Presenting: Awbury’s 2019 article series on natural fibersClick here to learn more about this year’s theme.

Articles written by La Salle student and Awbury intern Dan Sardaro.

May 2019 –  KUDZU: 


Have you ever been to parts of the south and seen a green vine growing up the side of an old building, trees or a telephone pole? It can be easily looked over if small enough, but other times, you can find green, twisted mounds of this climbing up pretty much anything. There are many rumors of what the tangled growths do – things like offering homes to breeding snakes, swallowing entire towns, or growing so fast that no one can contain it’s rapid conquering of all civilization (note the sarcasm here).

If you haven’t already guessed, I’m talking about Kudzu, that vine that carries with it an extremely negative connotation to those who know it. Known to many as the “vine that ate the south,” kudzu is an invasive species here in the United States, first introduced by the Japanese at the 1876 World’s Fair Centennial Exhibition in Philadelphia and then spreading in the 30’s after it became a popular garden element. Yes, it is a rather quickly growing vine that made its home here many years ago. But you could argue that there are more mysterious tales about this vine than there is factual knowledge about the plant. Kudzu is indeed a natural fiber that has an interesting use.

In the 30’s, kudzu was used to fight the devastating dust storms that ravaged southern fields. The Soil Erosion Service gave approximately 85 million kudzu plants to southern landowners and the Civilian Conservation Corps did their part by planting it throughout the south. But while the surge of plantings helped remedy soil erosion, what the government programs didn’t realize is that the Japanese, the original cultivators, regularly harvested it. That fed into the invasive issue that we see today. However, with an increased supply of kudzu, some are seeing it less as a blight and more as an opportunity.

Kudzu flower

The plant has many inherent uses – animal fodder, starch and papermaking, for starters. It can be used for healing purposes, as some cite Kudzu more versatile than ginseng. It is said it can treat things like alcoholism and hangovers, to colds and upset stomachs. But the reason why we’re discussing the vine here is of course its fibrous qualities.

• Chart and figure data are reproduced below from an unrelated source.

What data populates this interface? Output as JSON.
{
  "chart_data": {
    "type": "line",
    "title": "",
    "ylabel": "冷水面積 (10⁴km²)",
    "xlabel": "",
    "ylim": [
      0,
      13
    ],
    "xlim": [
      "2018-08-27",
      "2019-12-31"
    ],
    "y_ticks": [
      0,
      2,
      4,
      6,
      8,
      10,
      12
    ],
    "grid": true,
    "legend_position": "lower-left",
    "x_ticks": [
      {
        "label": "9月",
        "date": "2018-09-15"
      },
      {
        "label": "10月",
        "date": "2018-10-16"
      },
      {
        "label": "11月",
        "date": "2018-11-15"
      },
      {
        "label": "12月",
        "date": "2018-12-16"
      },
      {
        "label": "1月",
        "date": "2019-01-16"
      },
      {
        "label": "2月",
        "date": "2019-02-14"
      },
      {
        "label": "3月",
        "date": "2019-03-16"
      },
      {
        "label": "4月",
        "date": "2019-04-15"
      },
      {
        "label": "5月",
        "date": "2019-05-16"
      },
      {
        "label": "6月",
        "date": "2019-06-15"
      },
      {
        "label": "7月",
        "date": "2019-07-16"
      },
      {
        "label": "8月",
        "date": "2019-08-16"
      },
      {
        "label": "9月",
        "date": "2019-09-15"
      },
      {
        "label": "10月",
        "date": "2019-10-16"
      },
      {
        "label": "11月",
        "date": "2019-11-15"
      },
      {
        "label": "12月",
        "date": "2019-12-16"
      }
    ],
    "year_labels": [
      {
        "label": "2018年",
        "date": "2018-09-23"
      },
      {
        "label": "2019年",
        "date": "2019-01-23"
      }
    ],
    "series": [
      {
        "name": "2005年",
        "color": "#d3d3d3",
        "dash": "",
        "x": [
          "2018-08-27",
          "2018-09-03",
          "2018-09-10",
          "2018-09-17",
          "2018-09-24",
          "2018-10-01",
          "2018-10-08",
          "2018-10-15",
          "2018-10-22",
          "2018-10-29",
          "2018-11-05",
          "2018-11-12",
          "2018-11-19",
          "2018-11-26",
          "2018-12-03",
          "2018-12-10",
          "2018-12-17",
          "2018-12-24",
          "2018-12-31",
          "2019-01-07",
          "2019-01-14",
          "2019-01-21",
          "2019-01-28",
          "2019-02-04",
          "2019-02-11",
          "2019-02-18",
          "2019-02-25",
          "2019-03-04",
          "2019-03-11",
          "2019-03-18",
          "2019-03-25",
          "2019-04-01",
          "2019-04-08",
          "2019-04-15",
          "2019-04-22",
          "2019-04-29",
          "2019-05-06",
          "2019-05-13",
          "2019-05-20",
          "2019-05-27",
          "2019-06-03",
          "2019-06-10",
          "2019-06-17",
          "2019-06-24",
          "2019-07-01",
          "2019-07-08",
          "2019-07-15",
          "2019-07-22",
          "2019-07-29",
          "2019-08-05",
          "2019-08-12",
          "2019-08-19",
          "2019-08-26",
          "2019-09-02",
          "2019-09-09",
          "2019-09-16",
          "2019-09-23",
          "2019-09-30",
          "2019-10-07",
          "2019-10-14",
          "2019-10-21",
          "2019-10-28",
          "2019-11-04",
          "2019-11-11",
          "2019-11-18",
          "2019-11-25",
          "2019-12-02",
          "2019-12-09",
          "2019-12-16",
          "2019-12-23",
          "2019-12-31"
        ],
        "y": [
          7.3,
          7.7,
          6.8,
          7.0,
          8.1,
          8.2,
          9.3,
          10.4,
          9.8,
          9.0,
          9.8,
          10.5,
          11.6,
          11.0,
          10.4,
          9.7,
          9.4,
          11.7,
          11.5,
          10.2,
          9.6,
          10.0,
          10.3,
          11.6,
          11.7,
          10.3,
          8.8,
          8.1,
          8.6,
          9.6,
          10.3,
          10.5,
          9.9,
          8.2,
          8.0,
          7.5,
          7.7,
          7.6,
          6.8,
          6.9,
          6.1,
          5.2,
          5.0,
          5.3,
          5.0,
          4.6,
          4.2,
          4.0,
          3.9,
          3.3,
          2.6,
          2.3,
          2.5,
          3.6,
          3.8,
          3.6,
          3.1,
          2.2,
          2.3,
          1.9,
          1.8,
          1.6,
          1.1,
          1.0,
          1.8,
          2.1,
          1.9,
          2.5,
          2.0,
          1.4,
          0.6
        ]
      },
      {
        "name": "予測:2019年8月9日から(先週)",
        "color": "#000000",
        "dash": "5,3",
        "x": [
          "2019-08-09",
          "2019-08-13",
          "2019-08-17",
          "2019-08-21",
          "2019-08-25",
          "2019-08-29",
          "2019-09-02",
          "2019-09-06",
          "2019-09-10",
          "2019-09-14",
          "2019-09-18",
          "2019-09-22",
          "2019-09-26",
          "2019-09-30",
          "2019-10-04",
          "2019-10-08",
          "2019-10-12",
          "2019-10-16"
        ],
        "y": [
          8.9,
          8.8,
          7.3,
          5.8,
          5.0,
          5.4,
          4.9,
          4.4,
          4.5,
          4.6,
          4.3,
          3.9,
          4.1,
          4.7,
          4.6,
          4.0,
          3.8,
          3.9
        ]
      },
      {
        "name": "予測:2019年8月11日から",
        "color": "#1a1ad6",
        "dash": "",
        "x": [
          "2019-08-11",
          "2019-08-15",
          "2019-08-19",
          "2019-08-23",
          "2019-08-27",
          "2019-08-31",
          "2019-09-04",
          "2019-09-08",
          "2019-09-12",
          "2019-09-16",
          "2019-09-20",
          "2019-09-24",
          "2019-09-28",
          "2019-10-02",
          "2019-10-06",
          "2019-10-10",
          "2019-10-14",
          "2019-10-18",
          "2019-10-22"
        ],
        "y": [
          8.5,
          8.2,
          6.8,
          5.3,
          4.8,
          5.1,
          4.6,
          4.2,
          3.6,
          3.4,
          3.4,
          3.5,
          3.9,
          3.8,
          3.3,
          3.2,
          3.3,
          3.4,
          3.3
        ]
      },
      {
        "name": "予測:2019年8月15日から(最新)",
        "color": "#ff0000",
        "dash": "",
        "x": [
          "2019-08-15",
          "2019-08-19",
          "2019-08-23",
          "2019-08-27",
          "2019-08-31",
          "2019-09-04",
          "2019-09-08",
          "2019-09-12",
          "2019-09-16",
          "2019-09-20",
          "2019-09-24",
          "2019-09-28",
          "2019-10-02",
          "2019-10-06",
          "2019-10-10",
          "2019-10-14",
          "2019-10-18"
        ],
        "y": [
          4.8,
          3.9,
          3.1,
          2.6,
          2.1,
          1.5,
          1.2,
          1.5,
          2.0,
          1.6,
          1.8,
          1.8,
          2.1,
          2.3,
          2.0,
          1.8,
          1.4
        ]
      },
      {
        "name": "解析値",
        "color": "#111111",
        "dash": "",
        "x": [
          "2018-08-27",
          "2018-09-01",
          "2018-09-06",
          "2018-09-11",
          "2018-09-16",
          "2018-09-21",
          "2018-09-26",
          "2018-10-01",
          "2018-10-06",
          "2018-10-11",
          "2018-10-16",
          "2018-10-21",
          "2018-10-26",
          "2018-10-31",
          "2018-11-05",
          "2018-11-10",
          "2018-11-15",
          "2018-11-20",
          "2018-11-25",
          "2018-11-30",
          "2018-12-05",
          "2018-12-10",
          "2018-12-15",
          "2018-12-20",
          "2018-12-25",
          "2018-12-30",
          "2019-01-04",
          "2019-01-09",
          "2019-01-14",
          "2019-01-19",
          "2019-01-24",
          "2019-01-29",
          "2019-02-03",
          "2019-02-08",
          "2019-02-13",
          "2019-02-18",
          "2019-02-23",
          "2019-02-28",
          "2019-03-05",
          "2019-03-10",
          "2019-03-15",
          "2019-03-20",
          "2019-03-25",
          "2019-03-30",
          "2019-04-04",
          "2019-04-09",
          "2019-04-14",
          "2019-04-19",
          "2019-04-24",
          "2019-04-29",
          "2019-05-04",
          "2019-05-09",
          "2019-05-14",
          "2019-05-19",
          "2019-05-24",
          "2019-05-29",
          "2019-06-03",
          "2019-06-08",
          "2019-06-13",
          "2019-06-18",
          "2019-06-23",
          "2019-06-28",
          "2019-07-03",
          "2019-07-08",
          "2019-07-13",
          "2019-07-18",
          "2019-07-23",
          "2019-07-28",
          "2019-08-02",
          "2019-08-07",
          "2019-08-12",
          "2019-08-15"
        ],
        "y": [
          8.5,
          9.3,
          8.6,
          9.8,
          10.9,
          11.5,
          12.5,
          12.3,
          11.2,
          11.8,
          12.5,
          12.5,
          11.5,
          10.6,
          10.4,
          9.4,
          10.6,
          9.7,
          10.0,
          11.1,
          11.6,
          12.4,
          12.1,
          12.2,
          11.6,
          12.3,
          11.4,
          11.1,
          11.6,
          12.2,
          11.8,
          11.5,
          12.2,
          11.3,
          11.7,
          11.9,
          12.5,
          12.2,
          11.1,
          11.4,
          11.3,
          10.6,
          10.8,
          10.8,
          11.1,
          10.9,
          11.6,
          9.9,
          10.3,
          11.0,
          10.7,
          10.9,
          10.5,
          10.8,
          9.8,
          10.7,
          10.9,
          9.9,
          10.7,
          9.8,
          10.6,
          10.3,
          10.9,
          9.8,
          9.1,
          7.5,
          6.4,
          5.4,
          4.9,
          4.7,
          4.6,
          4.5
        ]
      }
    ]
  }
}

Artists like North Carolina resident Matt Tommey use kudzu for basket making. Tommey uses many invasive vines like kudzu, honeysuckle, bittersweet, grapevine and english ivy to craft homemade pieces that are perfect examples of how we can turn an invasive species into a work of art. Check out his work here: And in Japan today, artisans are still using kudzu as a form of cloth. While shiny and supple, the fabric that comes from the vine is not especially durable. Therefore, kudzu-based clothing is used in ceremonious occasions.